Nas últimas semanas, a gente viu uma série IPOs sendo cancelados ou adiados. Eles tendem a perder força?
CL: A gente está vendo um cenário novo no Brasil que é o de contração da taxa de juros e a expectativa de voltar a ser no curtíssimo prazo não está colocada. Então tem muita migração de renda fixa para ativos de risco, incluindo ações. Então tem uma demanda por ações que vai ser refletido em IPO, não só no preço. Essa é uma dinâmica extremamente saudável na nossa forma de ver. Quanto mais o mercado acionário for uma fonte de capital viável para as empresas, melhor. Alguns vão ser viáveis, outros não. Isso é absolutamente normal. É isso que se espera de economia aberta, onde investidores tomam decisões baseadas aos riscos específicos de cada operação. É assim que o mercado opera e chega à conclusão de quais empresas merecem estar na bolsa e quais não merecem. Então acho perfeitamente natural tudo isso e espero que continuem os IPOs.
Quem vence as eleições americanas e quais serão os efeitos no mercado?
CL: As eleições americanas ainda estão muito incertas. A capacidade de previsão das pesquisas americanas ainda não é muito boa. Em 2016, foi uma enorme surpresa. É uma dinâmica completamente diferente da nossa. O voto não é obrigatório e o comparecimento é extremamente decisivo e difícil de estimar. Então, não dou tanto crédito em Joe Biden ser eleito por conta das pesquisas. E eu imagino que a formação de preço no mercado reflita um pouco essa minha visão também. É evidente que Biden tem agenda econômica que inclui pesados aumentos de impostos, aumento de regulação. Então é toda uma agenda que não seria positiva para o mercado acionário. Mas é difícil visualizar qual vai ser a primeira reação do mercado se ele ganhar porque vai depender do que ocorrer nas eleições do Congresso também. Uma coisa é um presidente democrata com programa de alta tributação apoiado por Câmara e Senado, outra coisa é se o Senado estiver na mão dos republicanos. São cenários muito distintos.
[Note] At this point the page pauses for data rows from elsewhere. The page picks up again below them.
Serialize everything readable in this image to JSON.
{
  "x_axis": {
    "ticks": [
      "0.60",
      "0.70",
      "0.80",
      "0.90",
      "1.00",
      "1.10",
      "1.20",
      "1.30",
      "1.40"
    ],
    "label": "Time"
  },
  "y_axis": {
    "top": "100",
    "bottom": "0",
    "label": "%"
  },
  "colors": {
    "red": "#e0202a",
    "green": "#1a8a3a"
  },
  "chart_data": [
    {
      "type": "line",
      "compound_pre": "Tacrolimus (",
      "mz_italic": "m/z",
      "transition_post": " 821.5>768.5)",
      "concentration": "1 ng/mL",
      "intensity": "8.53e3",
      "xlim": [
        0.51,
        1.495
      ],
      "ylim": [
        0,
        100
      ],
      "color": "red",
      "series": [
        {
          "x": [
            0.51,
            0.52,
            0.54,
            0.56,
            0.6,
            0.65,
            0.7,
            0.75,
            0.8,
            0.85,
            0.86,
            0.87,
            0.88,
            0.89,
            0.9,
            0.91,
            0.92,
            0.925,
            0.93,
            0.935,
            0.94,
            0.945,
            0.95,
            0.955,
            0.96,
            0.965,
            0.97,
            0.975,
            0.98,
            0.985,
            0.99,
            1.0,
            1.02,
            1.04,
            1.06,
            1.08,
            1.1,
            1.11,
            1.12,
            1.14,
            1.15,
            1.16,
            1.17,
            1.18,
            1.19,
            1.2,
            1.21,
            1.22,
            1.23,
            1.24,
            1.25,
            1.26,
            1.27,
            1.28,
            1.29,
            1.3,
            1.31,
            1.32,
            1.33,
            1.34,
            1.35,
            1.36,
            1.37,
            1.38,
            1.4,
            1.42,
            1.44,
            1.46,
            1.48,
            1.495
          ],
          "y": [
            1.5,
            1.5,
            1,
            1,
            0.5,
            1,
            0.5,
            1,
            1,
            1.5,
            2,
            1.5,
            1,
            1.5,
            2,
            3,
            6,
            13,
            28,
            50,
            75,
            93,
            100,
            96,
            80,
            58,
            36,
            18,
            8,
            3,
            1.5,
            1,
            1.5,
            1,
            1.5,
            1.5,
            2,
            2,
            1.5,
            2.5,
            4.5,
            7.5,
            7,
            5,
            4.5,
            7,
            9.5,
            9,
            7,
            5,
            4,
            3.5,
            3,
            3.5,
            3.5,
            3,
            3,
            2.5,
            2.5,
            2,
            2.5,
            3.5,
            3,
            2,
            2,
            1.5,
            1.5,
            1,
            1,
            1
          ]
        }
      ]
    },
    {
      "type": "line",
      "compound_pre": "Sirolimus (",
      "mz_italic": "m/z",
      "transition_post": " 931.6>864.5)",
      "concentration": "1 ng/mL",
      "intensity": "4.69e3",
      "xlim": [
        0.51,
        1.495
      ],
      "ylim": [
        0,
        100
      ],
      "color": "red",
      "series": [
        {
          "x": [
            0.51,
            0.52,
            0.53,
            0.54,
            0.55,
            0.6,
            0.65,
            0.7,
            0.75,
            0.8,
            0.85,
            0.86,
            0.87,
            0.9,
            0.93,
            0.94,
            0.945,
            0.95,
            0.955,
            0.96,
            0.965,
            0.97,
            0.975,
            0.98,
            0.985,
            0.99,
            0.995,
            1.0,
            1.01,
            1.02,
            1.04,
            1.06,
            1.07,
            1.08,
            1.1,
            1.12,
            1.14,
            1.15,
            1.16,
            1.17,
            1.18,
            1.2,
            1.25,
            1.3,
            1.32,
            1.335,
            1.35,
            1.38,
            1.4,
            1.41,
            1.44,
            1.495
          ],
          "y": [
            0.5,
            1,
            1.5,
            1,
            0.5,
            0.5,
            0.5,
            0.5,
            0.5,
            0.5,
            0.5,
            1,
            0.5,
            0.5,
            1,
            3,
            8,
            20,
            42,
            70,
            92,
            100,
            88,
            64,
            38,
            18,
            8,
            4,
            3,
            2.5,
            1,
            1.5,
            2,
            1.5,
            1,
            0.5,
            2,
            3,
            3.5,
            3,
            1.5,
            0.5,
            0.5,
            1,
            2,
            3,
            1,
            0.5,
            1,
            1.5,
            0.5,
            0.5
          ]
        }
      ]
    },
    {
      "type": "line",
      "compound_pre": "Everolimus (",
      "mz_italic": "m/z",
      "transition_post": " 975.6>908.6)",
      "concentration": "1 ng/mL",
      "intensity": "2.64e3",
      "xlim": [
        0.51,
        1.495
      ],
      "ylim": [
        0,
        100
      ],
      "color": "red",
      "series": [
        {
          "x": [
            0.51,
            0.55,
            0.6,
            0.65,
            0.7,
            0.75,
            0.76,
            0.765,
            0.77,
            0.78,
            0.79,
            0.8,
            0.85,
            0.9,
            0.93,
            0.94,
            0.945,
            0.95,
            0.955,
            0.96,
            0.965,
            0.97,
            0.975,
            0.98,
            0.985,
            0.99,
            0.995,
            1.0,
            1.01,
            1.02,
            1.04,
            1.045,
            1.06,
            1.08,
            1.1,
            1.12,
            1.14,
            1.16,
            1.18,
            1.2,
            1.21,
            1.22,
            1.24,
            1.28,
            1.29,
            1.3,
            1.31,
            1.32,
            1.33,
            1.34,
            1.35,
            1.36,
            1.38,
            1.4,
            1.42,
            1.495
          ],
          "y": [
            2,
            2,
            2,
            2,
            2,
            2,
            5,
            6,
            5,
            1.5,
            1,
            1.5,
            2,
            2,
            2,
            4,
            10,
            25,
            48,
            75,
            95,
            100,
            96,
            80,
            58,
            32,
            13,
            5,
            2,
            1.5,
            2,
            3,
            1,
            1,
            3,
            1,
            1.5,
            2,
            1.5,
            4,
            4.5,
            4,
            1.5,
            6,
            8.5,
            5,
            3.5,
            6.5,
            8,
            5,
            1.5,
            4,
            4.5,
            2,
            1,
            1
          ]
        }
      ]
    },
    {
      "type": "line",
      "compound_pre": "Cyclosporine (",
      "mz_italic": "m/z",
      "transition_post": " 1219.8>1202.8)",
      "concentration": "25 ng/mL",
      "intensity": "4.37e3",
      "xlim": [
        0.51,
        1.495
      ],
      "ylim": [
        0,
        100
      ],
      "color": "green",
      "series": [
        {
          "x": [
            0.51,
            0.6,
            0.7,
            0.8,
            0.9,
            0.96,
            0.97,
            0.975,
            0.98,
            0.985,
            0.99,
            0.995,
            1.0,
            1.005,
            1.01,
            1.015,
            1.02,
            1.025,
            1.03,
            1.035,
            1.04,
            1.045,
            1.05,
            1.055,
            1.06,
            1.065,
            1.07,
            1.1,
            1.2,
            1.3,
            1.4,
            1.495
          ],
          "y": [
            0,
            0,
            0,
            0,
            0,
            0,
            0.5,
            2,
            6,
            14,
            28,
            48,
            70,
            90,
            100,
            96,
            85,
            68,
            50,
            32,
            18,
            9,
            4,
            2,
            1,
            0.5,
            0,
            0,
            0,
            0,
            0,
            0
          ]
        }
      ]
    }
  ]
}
Há expectativa de contestação de resultados?
JE: A gente vê isso quando se mede o preço da proteção do mercado para o período pós-eleitoral. Para novembro, dezembro e até janeiro tem um custo de proteção muito mais elevado que em outras eleições e não é tanto em relação a quem vai sair vitorioso, é mais se em cima de uma possível guerra judicial em relação ao processo eleitoral.
Uma vitória de Biden com uma margem maior poderia diminuir os temores sobre a contestação de resultado?
CL: Certamente. Se bem que nas últimas eleições os resultados foram apertados. Tem eleição decidida por milhares de votos. Tem toda questão de voto universal por correios. Não é difícil construir um caso de que houve fraude eleitoral. Se, em uma votação separada por 20.000 votos, encontrarem uma cédula na lata de lixo ou no riacho, isso pode ficar no tribunal por meses. Seria uma confusão. Mas se o resultado foi muito distanciado, essa coisa não se coloca tanto. Mas acho maior a probabilidade de as eleições serem apertadas e essas coisas serem colocadas. Há uma probabilidade muita alta disso ocorrer.